En seconde ligne, l’ouragan Katrina, balayant derrière lui les foyers et les cœurs. Treme est le combat musical de ce berceau culturel qu’est la Nouvelle-Orléans contre l’injustice. Contre une politique menteuse, dégueulasse. Treme est un défilé de couleur dans des rues grises, dévastées.
Comme dans the Wire, les seconds rôles prolifèrent pour ne pas privilégier un homme mais cent, pour toucher au plus près le réalisme, laissant une impression de fourmillement musical et humain.
 
The Deuce – 1 saison
Jamais deux sans trois… David Simon a encore frappé ! Le créateur revient avec the Deuce, une fresque de personnages évoluant dans le milieu de la prostitution à New-York, dans les années 70. C’est encore une fois un récit humain ultra-documenté, recréant l’atmosphère d’une ville américaine. Après Baltimore et la Nouvelle-Orléans, nous voilà sur les trottoirs sales de Times Square aux côtés de James Franco et Maggie Gyllenhaal qui s’échangent des dialogues crus, vrais, bandants.
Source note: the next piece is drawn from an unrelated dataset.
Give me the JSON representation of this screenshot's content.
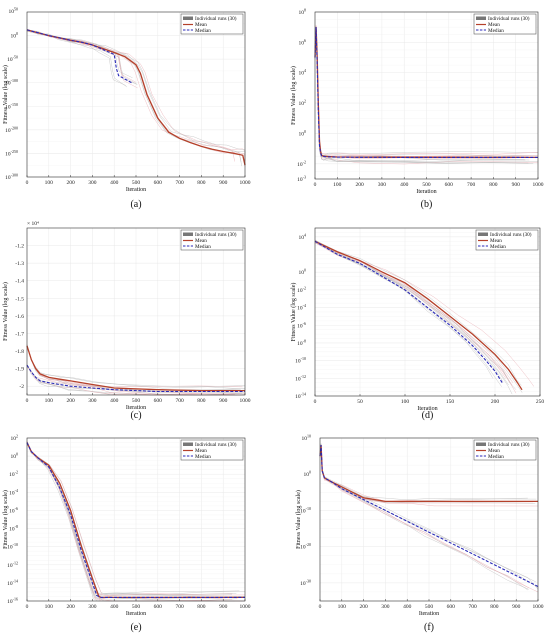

Dans the Deuce, pas de filtre sexiste, on voit tout ! Du bout de sein aux sexes dressés, hommes et femmes sont à la même enseigne sous les néons fluos.

 

La série prend son temps, là où les séries d’aujourd’hui font la course aux rebondissements, au suspense, au sensationnalisme. Ici, tout avance au rythme de la vie. Comme toujours, c’est réaliste, riche, politique, c’est féministe, drôle, savoureux et éprouvant parfois.
Ce sont trois familles un peu tordues qu’on a, à chaque fois, beaucoup de mal à quitter.